Disclaimer: I do not own The Mentalist, its characters or anything associated with it.

A Different Type of Danger

"You wouldn't understand."

"Sure she would. All women understand the appeal of a dangerous man."

Jane said it like he said almost everything, so matter-of-factly, like there could be no room for argument. All women were drawn in some way to dangerous men. End of discussion.

But did I really understand? Could I relate at all to this girl whose boyfriend was nothing more than a common thug?

Even in high school I never really understood the appeal of the so-called "bad boy." Skipping class to smoke anything and everything behind the school, in detention every other day, showed up to class late every other day. Why exactly is that attractive? Sure some of them had cool cars, devilish grins and looked good in their leather jackets, but even in high school I guess I figured that a person had to be more than a jacket. And I didn't see the point in doing things just because you weren't supposed to. Besides, dating a guy just to get back at my parents, well, that wasn't something that I had a whole lot of time to experience.

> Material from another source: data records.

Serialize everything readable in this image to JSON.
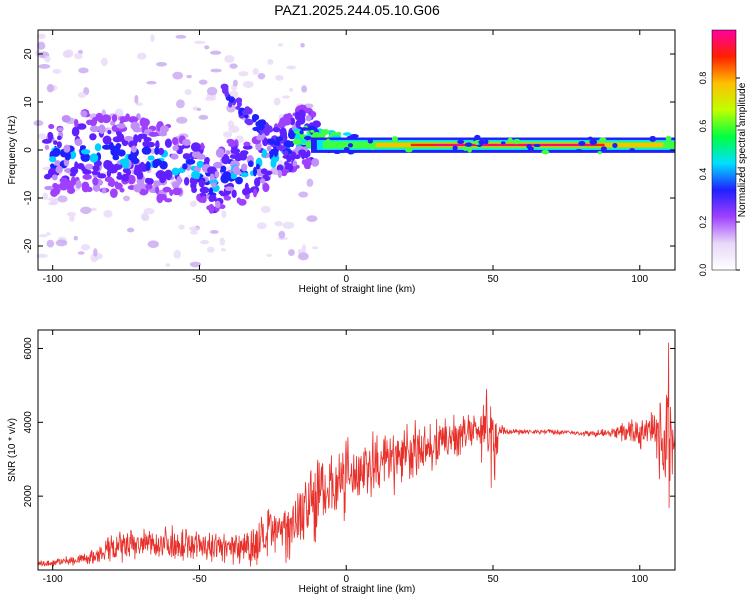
{
  "title": "PAZ1.2025.244.05.10.G06",
  "chart_data": [
    {
      "type": "heatmap",
      "name": "spectrogram",
      "xlabel": "Height of straight line (km)",
      "ylabel": "Frequency (Hz)",
      "xlim": [
        -105,
        112
      ],
      "ylim": [
        -25,
        25
      ],
      "xticks": [
        -100,
        -50,
        0,
        50,
        100
      ],
      "yticks": [
        -20,
        -10,
        0,
        10,
        20
      ],
      "xtick_labels": [
        "-100",
        "-50",
        "0",
        "50",
        "100"
      ],
      "ytick_labels": [
        "-20",
        "-10",
        "0",
        "10",
        "20"
      ],
      "description_series": {
        "name": "dominant frequency ridge",
        "x": [
          -100,
          -90,
          -80,
          -70,
          -60,
          -50,
          -45,
          -40,
          -35,
          -30,
          -25,
          -20,
          -15,
          -10,
          0,
          20,
          50,
          80,
          100,
          110
        ],
        "freq": [
          -2,
          0,
          -1,
          -1,
          -3,
          -4,
          -8,
          -4,
          -5,
          -3,
          -1,
          1,
          3,
          2,
          1.5,
          1,
          1,
          1,
          1.5,
          2
        ]
      },
      "colorbar": {
        "label": "Normalized spectral amplitude",
        "range": [
          0,
          1
        ],
        "ticks": [
          0.0,
          0.2,
          0.4,
          0.6,
          0.8
        ],
        "tick_labels": [
          "0.0",
          "0.2",
          "0.4",
          "0.6",
          "0.8"
        ],
        "colors": [
          "#ffffff",
          "#e8d8f8",
          "#a040ff",
          "#2020ff",
          "#00e0ff",
          "#00ff40",
          "#c0ff00",
          "#ffc000",
          "#ff2000",
          "#ff00a0"
        ]
      }
    },
    {
      "type": "line",
      "name": "snr",
      "xlabel": "Height of straight line (km)",
      "ylabel": "SNR (10 * v/v)",
      "xlim": [
        -105,
        112
      ],
      "ylim": [
        0,
        6500
      ],
      "xticks": [
        -100,
        -50,
        0,
        50,
        100
      ],
      "yticks": [
        2000,
        4000,
        6000
      ],
      "xtick_labels": [
        "-100",
        "-50",
        "0",
        "50",
        "100"
      ],
      "ytick_labels": [
        "2000",
        "4000",
        "6000"
      ],
      "color": "#e8302a",
      "envelope": {
        "x": [
          -105,
          -95,
          -85,
          -80,
          -70,
          -60,
          -50,
          -40,
          -30,
          -20,
          -15,
          -10,
          -5,
          0,
          5,
          10,
          20,
          30,
          40,
          45,
          48,
          50,
          52,
          55,
          60,
          70,
          80,
          90,
          95,
          100,
          105,
          108,
          110,
          112
        ],
        "mean": [
          150,
          250,
          350,
          550,
          700,
          750,
          650,
          600,
          750,
          1200,
          1600,
          2000,
          2300,
          2500,
          2700,
          2800,
          3100,
          3400,
          3700,
          3800,
          3900,
          3000,
          3800,
          3750,
          3750,
          3750,
          3700,
          3700,
          3750,
          3700,
          3700,
          3500,
          3600,
          3600
        ],
        "amplitude": [
          100,
          150,
          250,
          500,
          500,
          550,
          500,
          500,
          800,
          1000,
          1200,
          1300,
          1200,
          1300,
          1100,
          1200,
          1000,
          800,
          600,
          700,
          1400,
          1600,
          300,
          100,
          80,
          80,
          80,
          150,
          300,
          500,
          800,
          1500,
          2900,
          150
        ]
      }
    }
  ]
}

Besides, if any of my boyfriends had ever treated me like Hector treated Melanie they'd be gone so fast it's not even funny. Testing the boundaries or no, if any guy had tried to "tune me up" he would have very quickly found himself in a bit of pain of his own.

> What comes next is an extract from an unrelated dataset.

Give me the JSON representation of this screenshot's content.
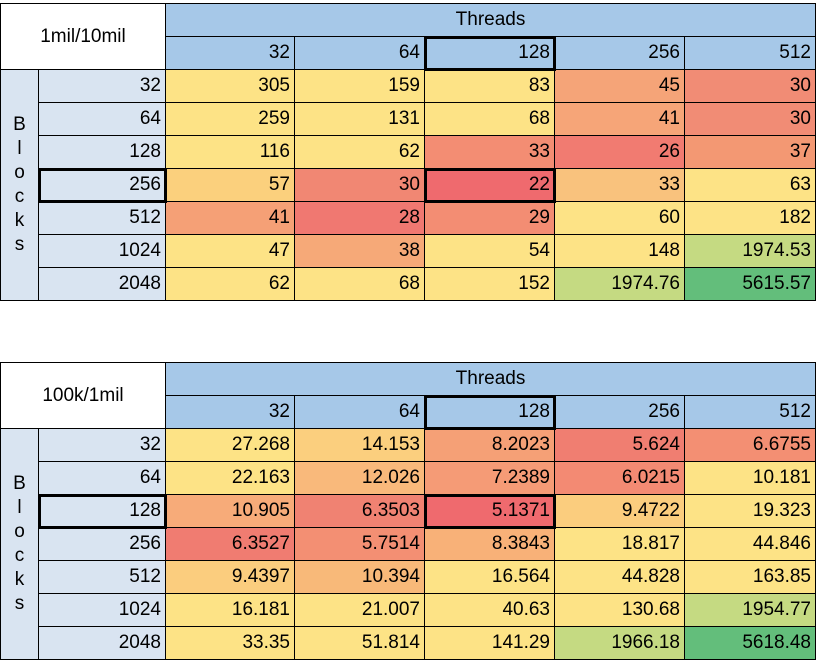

So, no Jane, not every woman understands the attraction of a thug. Not everyone wants to experience that danger, to risk everything in an all-consuming relationship that most likely won't last and when it does fall apart, probably won't end well. Not everyone's a stereotype.

But what about other types of danger? Like the danger associated with people you can't quite trust? People that have their own agendas? People who defy you at every turn, causing you to question your own abilities, your competence?

What about over-confident men? Over-confidence can breed arrogance. And that can lead to disaster. Men like that can be goal-oriented, always getting what they want to the point where they can't see anything else, and they might be blind to the consequences. But men confident in themselves and their own abilities are definitely attractive. You don't have to worry if appearing strong yourself will threaten them. There's no pandering, no worrying about intimidation, they can take it, which can be a refreshing change.

What about men who are overly charming? Smooth talking, handsome, funny. And when the charm is focused on you, you feel like the most important woman in the world. They can make you laugh, even if that's not something that you do a lot. You remember that everything doesn't always have to be serious, and you're allowed to have a little fun. If they're good enough you can get lost in the surface, and totally forget about the potential minefield lurking just underneath the polished exterior. Charm can mask all manner of sins.

And what about men who provoke you just to see how you'll react? Who purposely make you uncomfortable because it amuses them? Who will (completely inappropriately) call a restaurant in front of you and make it seem like they're setting up a romantic date for the two of you just to make you squirm? And then grin as they walk away like they've figured out all of your secrets.

Men like that could worm their way into your heart. And once they get there, well, even you might be tempted to risk it all, even though you know that there's a 99% chance that it will end in heartbreak, for one or both of you, if not worse.

So it turns out that there are different types of dangerous men, probably as many types as there are women. And the worst part about it? Jane was right; I do understand their appeal.